- Cover The Justice Society Returns (2001), trade paperback edition, art by Dave Johnson.
- Publisher: DC Comics
- Publication date: May 1999
- Genre: Superhero;
| Title(s) |
| Adventure Comics vol. 2, #1 All-American Comics vol. 2, #1 All-Star Comics vol. 2, #1–2 National Comics vol. 2, #1 Sensation Comics vol. 2, #1 Smash Comics vol. 2, #1 Star-Spangled Comics vol. 2, #1 Thrilling Comics vol. 2, #1 |
- The Justice Society Returns: ISBN 1-4012-0090-7

= The Justice Society Returns =

DC Comics storyline

"The Justice Society Returns" is a nine issue story arc that ran through a number of comic books published by DC Comics in 1999, reviving the Golden Age superhero team, which had previously been revived in the 1980s.

==Publication history==
The comics involved in this multi-title crossover were the retro-revival issues Adventure Comics #1, All-American Comics #1, All-Star Comics #1–2, National Comics #1, Sensation Comics #1, Smash Comics #1, Star-Spangled Comics #1, and Thrilling Comics #1. The names included those of comics released by All-American Publications, one of the three companies that merged to form the present-day DC, as well as Quality Comics, the rights to which DC purchased in the 1950s.

==Plot synopsis==
During World War II, Nazi sympathizers begin a ritual using Dr.
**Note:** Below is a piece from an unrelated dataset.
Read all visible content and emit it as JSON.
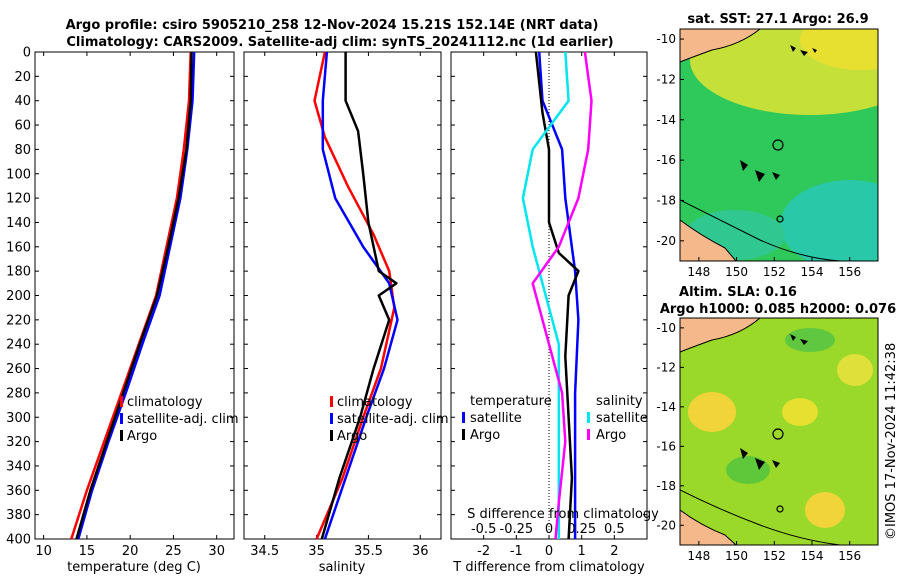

Occult to bring a being known as Koth to Earth, in order to ensure an Axis victory in the war. Hourman and several magical heroes attempt to stop them, but are unsuccessful. The spell goes wrong, however, and the Nazis release a villain known as Stalker, whose sole purpose is to end life everywhere. The magical heroes are either killed or captured by Stalker, and only Hourman and Dr. Occult escape. Hourman informs the rest of the Justice Society of America about Stalker, and the group battles with him in Washington, DC. The JSA manages to wound Stalker enough so that he must create seven disciples (the men who originally brought Stalker to earth) to carry on his work while he recuperates. The JSA splits up to battle each of the disciples. Each team is able to defeat a disciple. Dr. Occult gathers everyone together to battle Stalker in Antarctica, where Stalker is building a machine that will destroy all life on Earth. After a long fight, the machine is destroyed and Stalker is defeated.

==Collected editions==
The story arc was collected in the trade paperback The Justice Society Returns (ISBN 1-4012-0090-7), published by DC Comics in 2003.